Blockchain et finance : je t’aime… moi non plus
Vincent Rémon, Leader Solutions et Blockchain onepoint, a répondu aux questions du journal Agefi Luxembourg qui traite de l’actualité financière, économique et européenne.
Longtemps le secteur financier a considéré la technologie Blockchain avec défiance. Il entrevoit aujourd’hui de réelles opportunités grâce à cette technologie. Quel est votre avis ?
Il est important de replacer la Blockchain dans le contexte historique de sa création afin de comprendre les enjeux auxquels elle a tenté de répondre.
« Une version purement pair-à-pair d’argent électronique permettrait des paiements en ligne, envoyés directement d’une personne à l’autre, sans avoir à passer par une institution financière. » Bitcoin Whitepaper, 2008.
« Nous ne construisons pas une Blockchain. (…) Nous rejetons la notion selon laquelle toutes les données devraient être partagées entre tous les participants. » expliquait Richard Gendal Brown en 2016
Il créait ainsi la confusion sur la volonté réelle du secteur de s’engager dans ce domaine.
Avec un Bitcoin dépassant les 4000 euros en juillet dernier, 2017 est l’année où les premiers grands acteurs affichent clairement leur position non seulement vis-à-vis des Smart Contracts, mais aussi plus simplement vis-à-vis du Bitcoin et de la spéculation attenante. Par exemple, Goldman Sachs vient d’annoncer la possibilité imminente de traiter des Bitcoins et autres crypto-monnaies comme n’importe quelle autre devise. A contrario, Jamie Dimon, PDG de JPMorgan Chase, y voit une escroquerie et prédit leur implosion.

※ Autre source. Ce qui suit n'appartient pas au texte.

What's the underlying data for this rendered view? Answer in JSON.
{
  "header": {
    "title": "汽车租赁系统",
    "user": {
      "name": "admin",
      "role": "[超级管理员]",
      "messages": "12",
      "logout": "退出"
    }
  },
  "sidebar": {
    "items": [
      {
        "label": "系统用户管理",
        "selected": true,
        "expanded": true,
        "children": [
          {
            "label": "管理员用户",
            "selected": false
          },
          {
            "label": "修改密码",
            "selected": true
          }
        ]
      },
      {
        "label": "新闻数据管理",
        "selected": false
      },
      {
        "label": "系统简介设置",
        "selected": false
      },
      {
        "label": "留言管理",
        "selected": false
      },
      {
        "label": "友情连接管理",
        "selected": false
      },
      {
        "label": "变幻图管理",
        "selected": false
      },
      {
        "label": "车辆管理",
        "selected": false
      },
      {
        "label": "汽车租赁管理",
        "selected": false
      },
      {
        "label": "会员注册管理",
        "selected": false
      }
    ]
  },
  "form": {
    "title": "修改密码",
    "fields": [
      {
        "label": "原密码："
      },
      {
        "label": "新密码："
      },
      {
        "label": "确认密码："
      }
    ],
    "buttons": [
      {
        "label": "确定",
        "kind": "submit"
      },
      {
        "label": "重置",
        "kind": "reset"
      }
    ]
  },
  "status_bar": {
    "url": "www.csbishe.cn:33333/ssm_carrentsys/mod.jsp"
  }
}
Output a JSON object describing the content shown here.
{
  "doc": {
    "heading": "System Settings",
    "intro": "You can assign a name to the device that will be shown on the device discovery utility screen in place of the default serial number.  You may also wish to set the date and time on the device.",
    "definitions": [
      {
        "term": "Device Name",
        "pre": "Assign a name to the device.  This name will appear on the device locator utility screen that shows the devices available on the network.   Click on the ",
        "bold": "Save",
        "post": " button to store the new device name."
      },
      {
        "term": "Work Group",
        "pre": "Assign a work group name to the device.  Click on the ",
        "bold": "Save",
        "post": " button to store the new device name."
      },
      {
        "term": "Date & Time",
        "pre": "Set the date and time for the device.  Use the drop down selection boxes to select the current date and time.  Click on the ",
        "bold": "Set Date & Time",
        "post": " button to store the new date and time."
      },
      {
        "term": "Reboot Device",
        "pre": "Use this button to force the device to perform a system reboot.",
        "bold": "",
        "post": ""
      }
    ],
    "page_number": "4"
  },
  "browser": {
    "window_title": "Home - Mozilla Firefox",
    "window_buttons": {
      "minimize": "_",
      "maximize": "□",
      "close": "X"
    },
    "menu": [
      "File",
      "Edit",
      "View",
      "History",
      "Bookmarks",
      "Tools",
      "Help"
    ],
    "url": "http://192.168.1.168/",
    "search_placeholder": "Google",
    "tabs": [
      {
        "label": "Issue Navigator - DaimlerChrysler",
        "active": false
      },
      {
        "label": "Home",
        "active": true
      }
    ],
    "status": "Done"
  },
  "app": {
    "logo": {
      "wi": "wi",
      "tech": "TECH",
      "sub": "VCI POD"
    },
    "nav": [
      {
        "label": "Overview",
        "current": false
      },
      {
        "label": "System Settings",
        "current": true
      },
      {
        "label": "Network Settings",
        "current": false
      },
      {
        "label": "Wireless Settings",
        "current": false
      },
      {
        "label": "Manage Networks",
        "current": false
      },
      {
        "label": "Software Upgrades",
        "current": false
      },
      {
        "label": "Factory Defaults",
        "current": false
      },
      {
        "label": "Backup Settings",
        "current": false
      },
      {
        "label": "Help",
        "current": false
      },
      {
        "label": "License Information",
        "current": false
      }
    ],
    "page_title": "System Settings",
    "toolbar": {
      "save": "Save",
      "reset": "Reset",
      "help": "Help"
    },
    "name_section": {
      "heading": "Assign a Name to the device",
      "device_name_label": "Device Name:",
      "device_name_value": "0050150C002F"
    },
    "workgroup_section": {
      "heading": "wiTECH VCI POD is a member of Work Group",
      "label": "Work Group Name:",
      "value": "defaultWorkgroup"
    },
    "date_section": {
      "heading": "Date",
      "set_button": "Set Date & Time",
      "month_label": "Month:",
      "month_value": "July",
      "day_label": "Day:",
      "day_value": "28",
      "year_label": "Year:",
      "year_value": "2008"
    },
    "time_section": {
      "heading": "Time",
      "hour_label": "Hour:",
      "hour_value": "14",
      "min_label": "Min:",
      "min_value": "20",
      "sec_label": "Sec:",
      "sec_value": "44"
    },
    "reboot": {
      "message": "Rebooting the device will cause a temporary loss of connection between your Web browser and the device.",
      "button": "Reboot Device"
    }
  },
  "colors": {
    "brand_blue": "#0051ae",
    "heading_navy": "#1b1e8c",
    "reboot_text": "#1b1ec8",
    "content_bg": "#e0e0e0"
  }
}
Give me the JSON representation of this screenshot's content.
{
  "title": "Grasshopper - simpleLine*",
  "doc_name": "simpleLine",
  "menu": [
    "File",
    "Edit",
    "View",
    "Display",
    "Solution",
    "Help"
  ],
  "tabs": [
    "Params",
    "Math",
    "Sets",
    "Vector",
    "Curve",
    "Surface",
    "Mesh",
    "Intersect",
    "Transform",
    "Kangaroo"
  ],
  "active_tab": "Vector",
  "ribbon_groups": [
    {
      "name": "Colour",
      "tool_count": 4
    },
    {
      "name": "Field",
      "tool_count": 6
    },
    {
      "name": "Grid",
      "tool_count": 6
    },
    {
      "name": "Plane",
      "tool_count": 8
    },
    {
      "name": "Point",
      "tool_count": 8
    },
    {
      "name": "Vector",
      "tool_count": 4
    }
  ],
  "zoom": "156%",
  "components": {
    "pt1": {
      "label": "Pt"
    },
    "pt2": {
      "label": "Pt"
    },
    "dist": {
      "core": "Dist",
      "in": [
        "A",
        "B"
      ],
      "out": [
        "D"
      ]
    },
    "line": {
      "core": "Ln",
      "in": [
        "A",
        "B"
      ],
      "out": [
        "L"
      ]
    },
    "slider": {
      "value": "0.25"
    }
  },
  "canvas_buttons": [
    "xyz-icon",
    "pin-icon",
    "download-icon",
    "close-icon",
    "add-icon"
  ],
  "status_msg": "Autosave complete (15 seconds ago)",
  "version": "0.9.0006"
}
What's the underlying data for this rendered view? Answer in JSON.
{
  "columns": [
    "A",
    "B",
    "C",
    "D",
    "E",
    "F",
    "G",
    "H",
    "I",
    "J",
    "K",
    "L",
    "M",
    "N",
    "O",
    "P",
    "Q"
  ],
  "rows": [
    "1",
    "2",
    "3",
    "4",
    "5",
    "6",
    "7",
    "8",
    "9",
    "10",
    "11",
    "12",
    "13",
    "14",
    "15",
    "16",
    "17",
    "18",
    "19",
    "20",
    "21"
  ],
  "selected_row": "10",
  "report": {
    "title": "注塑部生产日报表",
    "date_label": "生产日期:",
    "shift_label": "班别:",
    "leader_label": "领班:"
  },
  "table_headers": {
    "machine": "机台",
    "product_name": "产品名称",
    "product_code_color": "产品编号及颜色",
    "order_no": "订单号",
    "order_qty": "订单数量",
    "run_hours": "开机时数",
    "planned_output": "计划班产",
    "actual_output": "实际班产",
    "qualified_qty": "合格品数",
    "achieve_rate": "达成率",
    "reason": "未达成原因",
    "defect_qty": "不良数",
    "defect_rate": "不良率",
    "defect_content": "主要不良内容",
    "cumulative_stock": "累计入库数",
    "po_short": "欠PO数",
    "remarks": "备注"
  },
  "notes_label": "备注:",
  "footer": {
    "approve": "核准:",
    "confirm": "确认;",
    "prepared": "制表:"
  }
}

Force est de constater que le secteur financier a maintenant admis que les Blockchains ont un bel avenir en perspective, et qu’il devient nécessaire de les intégrer pour développer et proposer des services autour de cette offre. Certains acteurs sont plus avancés que d’autres, mais entre ceux encore à la recherche de cas d’usage et ceux ayant déjà validé de nombreuses preuves de concept, les véritables sujets en production sont encore rares. Les sollicitations croissantes portent à croire que les premiers projets en production dans le secteur financier arriveront début 2018.
Comment la Blockchain change-t-elle nos façons de travailler ?
Aujourd’hui la Blockchain n’a encore rien révolutionné dans notre quotidien. Les acteurs du marché – qu’ils soient de l’IT ou de la Finance – en sont encore à la mise en œuvre. Et pourtant, nous sommes certainement face à une révolution équivalente à l’apparition d’Internet il y a 30 ans. Tout comme internet à l’époque, la démocratisation de la Blockchain prendra du temps. C’est un outil fabuleux dont il va falloir appréhender le fonctionnement et les opportunités.
La Blockchain est avant tout un protocole d’échange, et à ce titre son implémentation dans les systèmes d’information devrait être transparente pour les utilisateurs et les clients. La sécurisation des transactions par exemple n’est pas un concept nouveau.
En revanche, il faudra que chacun reste attentif sur les questions de vie privée, car la Blockchain est avant tout un registre public. Les transactions effectuées et les informations stockées peuvent être lues et retracées par tous. On imagine bien les conflits potentiels qui pourraient naître des exigences de la RGPD ou du droit à l’oubli numérique par exemple.
A moyen terme, l’impact sur nos modes de travail pourrait être la remise en question totale de certaines activités professionnelles : quid des métiers reposant exclusivement sur la certification ou le dépôt de confiance ? On pense naturellement aux notaires mais certains services bancaires comme les dépôts de titres ne sont pas à l’abri ! La transformation digitale devra comme souvent être accompagnée d’une transformation RH.